O ano de 2024 foi marcado como o mais letal para a aviação brasileira em dez anos, com 148 vítimas fatais em acidentes aéreos, segundo o Sistema de Investigação e Prevenção de Acidentes Aeronáuticos (Sipaer). A estatística foi significativamente impactada pela tragédia da VoePass, que ocorreu em 9 de agosto, em Vinhedo (SP), e resultou na morte de 62 pessoas, incluindo quatro tripulantes.
Mesmo sem considerar as vítimas da VoePass, as 86 mortes restantes colocam 2024 como o segundo ano mais fatal desde 2015, ficando atrás apenas de 2016, que registrou 104 mortes. Em toda a década, foram 773 óbitos relacionados a acidentes aeronáuticos.

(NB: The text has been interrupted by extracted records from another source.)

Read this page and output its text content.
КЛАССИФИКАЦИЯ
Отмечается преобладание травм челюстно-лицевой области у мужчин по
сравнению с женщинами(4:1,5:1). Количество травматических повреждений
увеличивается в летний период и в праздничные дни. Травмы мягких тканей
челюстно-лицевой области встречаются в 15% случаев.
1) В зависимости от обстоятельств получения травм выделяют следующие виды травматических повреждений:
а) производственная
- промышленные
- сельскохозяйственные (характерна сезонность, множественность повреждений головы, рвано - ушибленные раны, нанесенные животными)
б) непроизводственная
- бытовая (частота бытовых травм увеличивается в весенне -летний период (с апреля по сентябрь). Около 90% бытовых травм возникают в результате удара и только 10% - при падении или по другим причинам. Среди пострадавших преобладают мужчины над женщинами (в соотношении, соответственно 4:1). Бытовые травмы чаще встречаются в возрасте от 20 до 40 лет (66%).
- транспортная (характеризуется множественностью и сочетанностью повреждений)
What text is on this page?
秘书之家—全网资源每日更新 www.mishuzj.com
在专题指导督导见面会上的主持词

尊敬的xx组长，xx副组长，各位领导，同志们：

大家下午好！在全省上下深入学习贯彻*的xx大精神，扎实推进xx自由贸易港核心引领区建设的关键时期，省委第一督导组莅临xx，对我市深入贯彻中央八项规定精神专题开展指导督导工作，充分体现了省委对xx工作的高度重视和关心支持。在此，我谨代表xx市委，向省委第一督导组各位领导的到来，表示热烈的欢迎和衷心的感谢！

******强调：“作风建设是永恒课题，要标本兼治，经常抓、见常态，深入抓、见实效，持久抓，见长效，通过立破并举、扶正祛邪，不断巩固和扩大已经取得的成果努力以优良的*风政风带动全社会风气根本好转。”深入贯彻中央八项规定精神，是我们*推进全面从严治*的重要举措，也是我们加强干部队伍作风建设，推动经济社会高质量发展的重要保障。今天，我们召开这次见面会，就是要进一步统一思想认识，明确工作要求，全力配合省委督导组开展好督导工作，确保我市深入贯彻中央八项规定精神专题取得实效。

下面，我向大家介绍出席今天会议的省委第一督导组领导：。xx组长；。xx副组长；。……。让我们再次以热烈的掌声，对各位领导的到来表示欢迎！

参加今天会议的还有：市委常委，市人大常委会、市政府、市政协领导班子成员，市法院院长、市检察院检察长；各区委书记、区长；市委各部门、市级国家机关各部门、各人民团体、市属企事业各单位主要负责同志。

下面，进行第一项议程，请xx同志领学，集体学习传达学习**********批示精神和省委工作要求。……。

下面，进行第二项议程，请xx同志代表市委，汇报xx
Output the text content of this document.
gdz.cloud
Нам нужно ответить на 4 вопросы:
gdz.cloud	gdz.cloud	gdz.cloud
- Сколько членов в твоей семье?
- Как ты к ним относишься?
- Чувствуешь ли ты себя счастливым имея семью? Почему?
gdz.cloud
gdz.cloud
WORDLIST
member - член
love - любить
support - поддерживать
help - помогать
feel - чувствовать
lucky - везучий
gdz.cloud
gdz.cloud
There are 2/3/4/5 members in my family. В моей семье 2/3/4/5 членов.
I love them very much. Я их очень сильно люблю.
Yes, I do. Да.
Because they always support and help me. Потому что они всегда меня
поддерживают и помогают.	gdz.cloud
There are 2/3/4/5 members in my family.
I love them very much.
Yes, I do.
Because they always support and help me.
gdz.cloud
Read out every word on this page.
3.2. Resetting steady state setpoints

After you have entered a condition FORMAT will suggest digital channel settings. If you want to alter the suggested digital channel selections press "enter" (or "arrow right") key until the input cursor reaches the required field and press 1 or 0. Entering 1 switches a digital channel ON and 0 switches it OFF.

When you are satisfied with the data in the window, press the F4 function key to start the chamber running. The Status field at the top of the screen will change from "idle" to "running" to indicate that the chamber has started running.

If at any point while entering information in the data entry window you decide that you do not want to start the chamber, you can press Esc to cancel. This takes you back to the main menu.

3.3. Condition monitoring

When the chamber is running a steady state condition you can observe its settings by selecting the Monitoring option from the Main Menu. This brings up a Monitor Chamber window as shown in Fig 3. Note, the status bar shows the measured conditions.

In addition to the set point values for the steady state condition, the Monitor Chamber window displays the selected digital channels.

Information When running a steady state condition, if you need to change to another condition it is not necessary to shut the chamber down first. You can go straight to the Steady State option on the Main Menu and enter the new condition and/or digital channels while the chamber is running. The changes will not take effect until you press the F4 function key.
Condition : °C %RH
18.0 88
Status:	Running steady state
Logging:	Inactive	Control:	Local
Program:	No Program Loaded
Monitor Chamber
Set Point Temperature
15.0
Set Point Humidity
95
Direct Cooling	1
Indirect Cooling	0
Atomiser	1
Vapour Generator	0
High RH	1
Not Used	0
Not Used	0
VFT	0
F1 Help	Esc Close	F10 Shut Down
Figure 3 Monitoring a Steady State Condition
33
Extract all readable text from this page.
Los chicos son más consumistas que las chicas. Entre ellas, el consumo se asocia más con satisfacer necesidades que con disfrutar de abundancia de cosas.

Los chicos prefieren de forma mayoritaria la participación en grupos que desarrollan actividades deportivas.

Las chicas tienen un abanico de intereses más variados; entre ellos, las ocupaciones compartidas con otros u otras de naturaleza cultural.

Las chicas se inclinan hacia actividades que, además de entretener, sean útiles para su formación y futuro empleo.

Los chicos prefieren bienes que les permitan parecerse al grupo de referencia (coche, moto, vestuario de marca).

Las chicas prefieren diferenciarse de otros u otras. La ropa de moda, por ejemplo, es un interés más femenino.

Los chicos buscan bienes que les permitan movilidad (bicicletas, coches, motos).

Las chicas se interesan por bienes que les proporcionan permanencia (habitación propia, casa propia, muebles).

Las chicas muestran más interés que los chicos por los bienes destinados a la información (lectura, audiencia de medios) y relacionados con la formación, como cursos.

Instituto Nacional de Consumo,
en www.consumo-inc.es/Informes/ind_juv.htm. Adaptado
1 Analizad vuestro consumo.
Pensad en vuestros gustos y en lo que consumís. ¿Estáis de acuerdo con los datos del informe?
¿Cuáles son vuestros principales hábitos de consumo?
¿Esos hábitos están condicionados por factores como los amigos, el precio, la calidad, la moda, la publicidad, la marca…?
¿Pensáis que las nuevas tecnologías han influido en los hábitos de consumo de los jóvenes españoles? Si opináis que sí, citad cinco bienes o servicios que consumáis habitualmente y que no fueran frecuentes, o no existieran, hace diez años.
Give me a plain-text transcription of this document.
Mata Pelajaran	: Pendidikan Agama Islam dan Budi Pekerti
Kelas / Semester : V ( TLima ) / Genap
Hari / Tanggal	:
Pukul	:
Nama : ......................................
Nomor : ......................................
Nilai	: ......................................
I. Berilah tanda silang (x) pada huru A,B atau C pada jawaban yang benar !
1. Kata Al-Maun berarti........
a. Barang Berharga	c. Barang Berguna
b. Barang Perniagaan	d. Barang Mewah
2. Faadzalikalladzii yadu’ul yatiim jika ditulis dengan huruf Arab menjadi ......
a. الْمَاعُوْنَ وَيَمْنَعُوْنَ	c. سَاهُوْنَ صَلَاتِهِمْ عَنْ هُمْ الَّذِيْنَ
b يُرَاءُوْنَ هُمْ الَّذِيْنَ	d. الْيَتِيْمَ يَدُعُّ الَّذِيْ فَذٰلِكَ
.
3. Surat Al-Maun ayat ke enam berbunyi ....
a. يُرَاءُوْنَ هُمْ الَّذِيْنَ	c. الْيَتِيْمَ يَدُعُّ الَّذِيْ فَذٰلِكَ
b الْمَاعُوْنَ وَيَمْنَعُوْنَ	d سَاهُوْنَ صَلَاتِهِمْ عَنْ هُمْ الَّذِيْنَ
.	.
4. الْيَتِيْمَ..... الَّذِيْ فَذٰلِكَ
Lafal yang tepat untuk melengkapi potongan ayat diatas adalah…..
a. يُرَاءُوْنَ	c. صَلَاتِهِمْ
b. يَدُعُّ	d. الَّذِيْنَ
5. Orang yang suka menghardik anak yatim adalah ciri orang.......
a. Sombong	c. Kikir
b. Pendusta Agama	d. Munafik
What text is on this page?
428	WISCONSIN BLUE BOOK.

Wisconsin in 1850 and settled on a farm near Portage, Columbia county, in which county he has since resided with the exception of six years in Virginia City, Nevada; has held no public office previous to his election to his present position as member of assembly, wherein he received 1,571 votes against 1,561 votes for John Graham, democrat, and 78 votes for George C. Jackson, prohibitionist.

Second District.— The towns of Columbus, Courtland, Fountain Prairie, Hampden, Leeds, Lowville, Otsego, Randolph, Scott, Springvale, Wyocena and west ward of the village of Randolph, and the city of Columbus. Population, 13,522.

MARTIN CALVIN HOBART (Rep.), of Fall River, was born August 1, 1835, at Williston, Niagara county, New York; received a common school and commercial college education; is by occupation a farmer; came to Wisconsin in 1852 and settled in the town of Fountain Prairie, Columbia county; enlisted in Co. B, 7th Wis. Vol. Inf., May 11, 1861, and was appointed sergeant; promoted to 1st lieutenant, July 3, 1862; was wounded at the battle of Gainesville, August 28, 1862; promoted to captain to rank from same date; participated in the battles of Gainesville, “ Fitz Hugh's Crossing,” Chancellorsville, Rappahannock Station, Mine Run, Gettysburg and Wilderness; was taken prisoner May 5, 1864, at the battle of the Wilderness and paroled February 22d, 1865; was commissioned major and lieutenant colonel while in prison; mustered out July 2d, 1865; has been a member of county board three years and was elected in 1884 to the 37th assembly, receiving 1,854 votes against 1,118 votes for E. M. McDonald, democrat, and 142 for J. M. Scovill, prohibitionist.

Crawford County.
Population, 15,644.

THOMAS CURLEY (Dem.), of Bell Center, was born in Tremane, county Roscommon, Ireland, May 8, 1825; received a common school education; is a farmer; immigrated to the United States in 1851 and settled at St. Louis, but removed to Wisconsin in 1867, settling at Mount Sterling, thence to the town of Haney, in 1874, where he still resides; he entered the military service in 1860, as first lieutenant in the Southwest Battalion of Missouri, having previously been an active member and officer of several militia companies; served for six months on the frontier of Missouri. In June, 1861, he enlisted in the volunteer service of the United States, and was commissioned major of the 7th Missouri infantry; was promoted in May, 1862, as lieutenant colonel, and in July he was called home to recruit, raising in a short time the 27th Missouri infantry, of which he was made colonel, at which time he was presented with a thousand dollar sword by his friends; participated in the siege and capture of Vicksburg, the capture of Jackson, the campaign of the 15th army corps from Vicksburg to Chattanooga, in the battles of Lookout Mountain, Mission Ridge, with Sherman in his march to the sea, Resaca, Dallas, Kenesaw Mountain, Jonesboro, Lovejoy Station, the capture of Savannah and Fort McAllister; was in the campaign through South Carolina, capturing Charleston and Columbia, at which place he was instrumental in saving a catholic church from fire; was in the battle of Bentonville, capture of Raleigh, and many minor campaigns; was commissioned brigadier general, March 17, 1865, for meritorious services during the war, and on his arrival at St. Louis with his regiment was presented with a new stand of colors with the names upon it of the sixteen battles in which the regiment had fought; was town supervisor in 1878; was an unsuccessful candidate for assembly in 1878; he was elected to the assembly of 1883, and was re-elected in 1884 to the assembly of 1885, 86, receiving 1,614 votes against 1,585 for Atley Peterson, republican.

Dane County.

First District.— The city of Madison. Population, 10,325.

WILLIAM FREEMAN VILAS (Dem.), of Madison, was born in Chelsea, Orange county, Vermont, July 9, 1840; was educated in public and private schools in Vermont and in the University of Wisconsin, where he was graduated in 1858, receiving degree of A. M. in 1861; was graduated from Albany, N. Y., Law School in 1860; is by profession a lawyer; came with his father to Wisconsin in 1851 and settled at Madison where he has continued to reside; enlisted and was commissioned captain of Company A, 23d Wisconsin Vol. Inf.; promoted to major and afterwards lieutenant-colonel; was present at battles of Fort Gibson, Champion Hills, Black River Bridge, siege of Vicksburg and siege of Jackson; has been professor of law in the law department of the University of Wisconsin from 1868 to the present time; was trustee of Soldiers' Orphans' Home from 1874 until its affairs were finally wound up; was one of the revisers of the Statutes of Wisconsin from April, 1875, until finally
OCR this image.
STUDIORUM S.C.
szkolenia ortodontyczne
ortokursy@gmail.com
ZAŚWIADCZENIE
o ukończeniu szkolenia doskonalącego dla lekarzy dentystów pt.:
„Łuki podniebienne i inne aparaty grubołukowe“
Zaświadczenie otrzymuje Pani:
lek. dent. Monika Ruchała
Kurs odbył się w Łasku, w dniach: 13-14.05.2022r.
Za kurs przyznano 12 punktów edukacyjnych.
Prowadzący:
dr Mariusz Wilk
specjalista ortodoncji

Análise de acidentes e fatores contribuintes
Desde 2015, os números de acidentes aéreos têm variado, com o maior pico registrado em 2015 (172 acidentes) e o menor em 2022 (49 acidentes). Os fatores humanos têm sido predominantes nas causas dos acidentes, com destaque para o desempenho técnico dos envolvidos, responsável por 48,8% dos casos. Aspectos psicológicos foram citados em 31,8% dos acidentes, e questões relacionadas ao ambiente operacional representaram 5,4%.
O acidente da VoePass
O acidente com a aeronave da VoePass, que caiu enquanto se aproximava para pouso no Aeroporto Internacional de São Paulo (Guarulhos), foi um dos principais responsáveis pelo aumento das mortes em 2024. Um mês após a tragédia, o Centro de Investigação e Prevenção de Acidentes Aeronáuticos (Cenipa) divulgou um relatório preliminar detalhando os acontecimentos que levaram à queda. A causa exata, no entanto, será esclarecida apenas no relatório final, ainda sem previsão para conclusão.
As investigações apontam que a aeronave perdeu o controle após voar em uma região com presença de gelo, mas fatores como um possível defeito no sistema de degelo também são investigados, conforme relatos dos pilotos na caixa preta. A VoePass afirmou que a aeronave estava em condições adequadas para voar no momento da decolagem.